Tailoring doesn’t just mean a suit
By James on 20th June, 2011

Men today wear fewer and fewer suits in the office, and I can understand that this could make bespoke tailoring seem less relevant. But the value is just as great in having an odd jacket made and wearing it with more casual trousers. You get the benefits of the Anderson & Sheppard comfort, great fit and great quality, but in an everyday jacket that you can wear in a variety of situations.

Right now, by far the most popular material for odd jackets is linen. Understandable really, given the weather, but it is also a great summer choice and a material that I personally love. It wears very well, can just be thrown on every day and ages very well. Men tend to order it in heavier weights, in order to avoid as much wrinkling as possible, which I would recommend. Thirteen ounce, for example, rather than 10. It gives the jacket a little bit of gravitas.

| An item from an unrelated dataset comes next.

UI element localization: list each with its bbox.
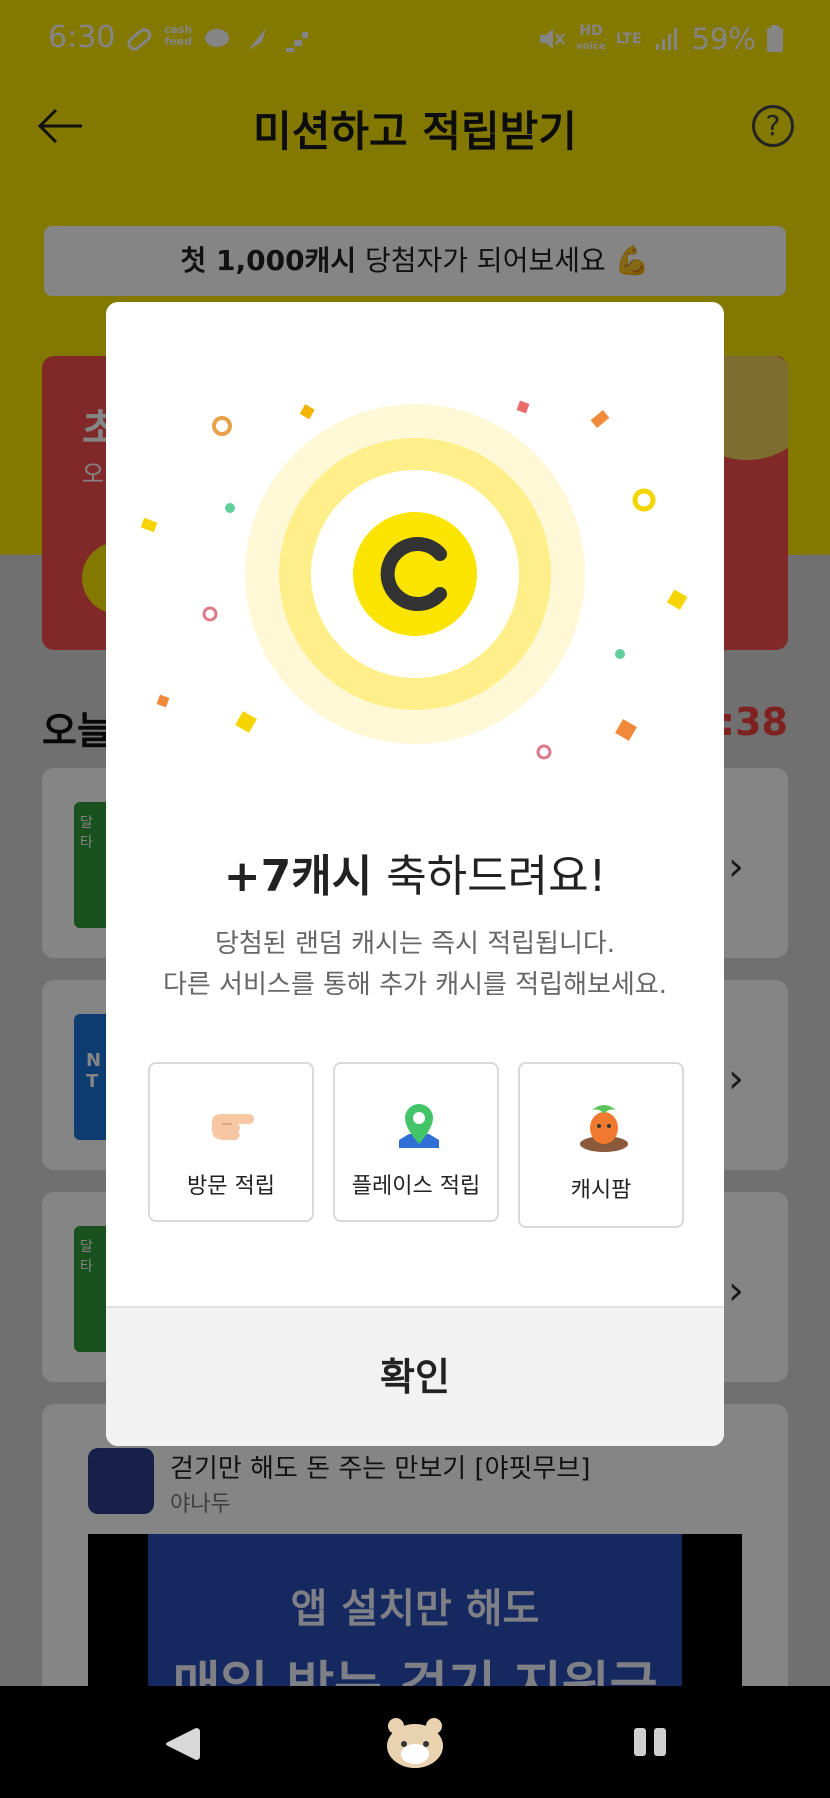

If all you want is lightness, then have a 10-ounce jacket and get it half lined. Cotton is also very light and a nice alternative for summer but I find it’s hard to wear – it’s very unforgiving, you constantly feel you’re battling against it, plus it doesn’t last that well.  

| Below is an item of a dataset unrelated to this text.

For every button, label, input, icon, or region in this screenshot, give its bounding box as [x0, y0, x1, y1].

In colder months, tweed is the most popular. Men love their tweeds, particularly the big checks (not that the cutters like working with those much!) and the most commonly ordered colours are brown and green. But there has also been a trend recently towards tweeds in less countrified colours, such as blue and grey. That’s probably in line with more men wearing them in the city. Tweeds can be in any colour and any pattern – a light grey herringbone or Donegal, for example.

The weights have become lighter for tweeds as well, enabling them to be worn longer through the year. Once men like tweed and get into it, they want to wear it for as long as possible.